Freqphase's real magic isn't so much in the balance of each part of the frequency curve, but in how the improved timing sets out the audio in a more natural, realistic way. This isn't just sound spread around from left to right, but with real depth: you can tell how the orchestra was arranged in classical music, for instance, while live band recordings are more authentic.


With a starting price of $1,149 – more if you want to go further with your customization – the JH16 Pro IEMs remain a luxury for the audiophile. Not only are they expensive period, they're also expensive in a world where low-cost custom earphones are becoming more widely available.

Nonetheless, there's certainly a market for them, and indeed a good reason for their existence in the first place.
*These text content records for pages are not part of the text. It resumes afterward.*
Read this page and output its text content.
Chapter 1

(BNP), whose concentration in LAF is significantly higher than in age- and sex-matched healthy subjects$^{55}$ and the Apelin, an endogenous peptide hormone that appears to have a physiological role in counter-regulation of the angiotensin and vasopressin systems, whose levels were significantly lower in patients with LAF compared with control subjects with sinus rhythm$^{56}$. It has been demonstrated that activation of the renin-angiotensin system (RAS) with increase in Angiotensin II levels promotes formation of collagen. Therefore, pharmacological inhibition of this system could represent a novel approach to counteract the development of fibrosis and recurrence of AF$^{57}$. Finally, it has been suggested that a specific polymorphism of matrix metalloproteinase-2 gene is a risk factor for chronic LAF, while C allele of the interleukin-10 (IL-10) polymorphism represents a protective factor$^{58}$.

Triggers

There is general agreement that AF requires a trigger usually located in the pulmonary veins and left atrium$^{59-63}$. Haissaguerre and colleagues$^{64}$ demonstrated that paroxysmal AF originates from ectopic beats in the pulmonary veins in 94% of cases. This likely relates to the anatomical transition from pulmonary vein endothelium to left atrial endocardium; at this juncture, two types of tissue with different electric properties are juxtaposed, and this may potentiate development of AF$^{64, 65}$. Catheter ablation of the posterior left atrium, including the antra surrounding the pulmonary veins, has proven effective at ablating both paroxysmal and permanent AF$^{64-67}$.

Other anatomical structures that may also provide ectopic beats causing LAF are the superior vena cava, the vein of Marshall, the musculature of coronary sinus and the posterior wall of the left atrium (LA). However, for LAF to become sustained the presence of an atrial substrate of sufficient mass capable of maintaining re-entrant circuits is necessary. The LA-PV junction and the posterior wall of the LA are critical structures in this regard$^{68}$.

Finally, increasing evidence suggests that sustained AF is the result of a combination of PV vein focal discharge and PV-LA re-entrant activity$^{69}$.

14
Freqphase may have a somewhat gimmicky name, but the sound quality it delivers is no joke: suddenly, the JH16 Pros become a legitimate, no-compromise alternative to a high-end speaker system, with all the soundstage merits that would usually bring.

You need to treat your audio properly to get the most out of the JH16 Pro IEMs. Pair them with a decent media player, for a start, and sufficiently high-quality source audio – if that's digital, then 320kbps at the least, but lossless would be preferable – to feed them, since IEMs of this quality are just as capable of highlighting the shortcomings of poor recordings as they are at drawing out the great parts of quality ones. It's that expert treatment that the JH16 Pro and Freqphase brings that makes the earphones worthwhile, though, and what makes them the aspiration of any true music lover.